Non appena il gesuita argentino diventa papa, scatta la caccia a quel breve saggio, che l’editore di allora non è in grado di ristampare e che su internet viene venduto all’asta a prezzi perfino superiori ai mille dollari.

«Gli americani, e non solo loro, lo avevano letto molti anni prima e in un paio di circostanze mi chiesero cosa ne pensassi», mi confida un vecchio amico, un diplomatico occidentale di grande scuola, sopravvissuto a governi e ideologie, a dittature e congiure. Un uomo alla cui saggezza attingono capi di stato e negoziatori.
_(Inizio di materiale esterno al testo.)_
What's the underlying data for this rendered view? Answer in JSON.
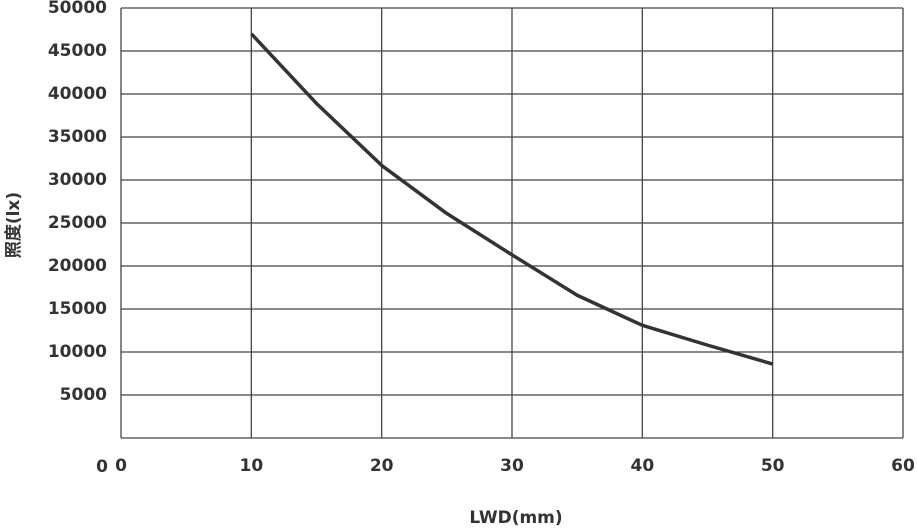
{
  "chart_data": {
    "type": "line",
    "x_label": "LWD(mm)",
    "y_label": "照度(lx)",
    "series": [
      {
        "name": "illuminance",
        "color": "#333333",
        "x": [
          10,
          15,
          20,
          25,
          30,
          35,
          40,
          45,
          50
        ],
        "values": [
          47000,
          38900,
          31700,
          26100,
          21300,
          16600,
          13100,
          10800,
          8600
        ]
      }
    ],
    "xlim": [
      0,
      60
    ],
    "xticks": [
      0,
      10,
      20,
      30,
      40,
      50,
      60
    ],
    "ylim": [
      0,
      50000
    ],
    "yticks": [
      0,
      5000,
      10000,
      15000,
      20000,
      25000,
      30000,
      35000,
      40000,
      45000,
      50000
    ],
    "grid": true
  }
}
Volendo restare anonimo, preferisce farsi chiamare “Dionisio”, come l’antico tiranno di Siracusa che, secondo la tradizione, aveva fatto scavare un cunicolo in cima alla grotta che usava come carcere perché il carceriere potesse origliare le conversazioni dei prigionieri.

Da quelle parti, Dionisio c’è stato molte volte in missione. Ricorda con una certa nostalgia i suoi frequenti contatti con emissari del governo cubani. «Al ministero facevamo a gara per ottenere qualche incarico da sbrigare all’Avana. Dai barbudos non ottenevi quasi niente, ma sapevano come compiacere noi giovani diplomatici europei», dice con il tono malinconico di un ballerino oramai troppo vecchio per un altro tango.

Nella sua testa, però, l’orchestra suona ancora. E Dioniso ricorda a memoria uno spartito che solo gente come Bergoglio avrebbero saputo leggere davvero.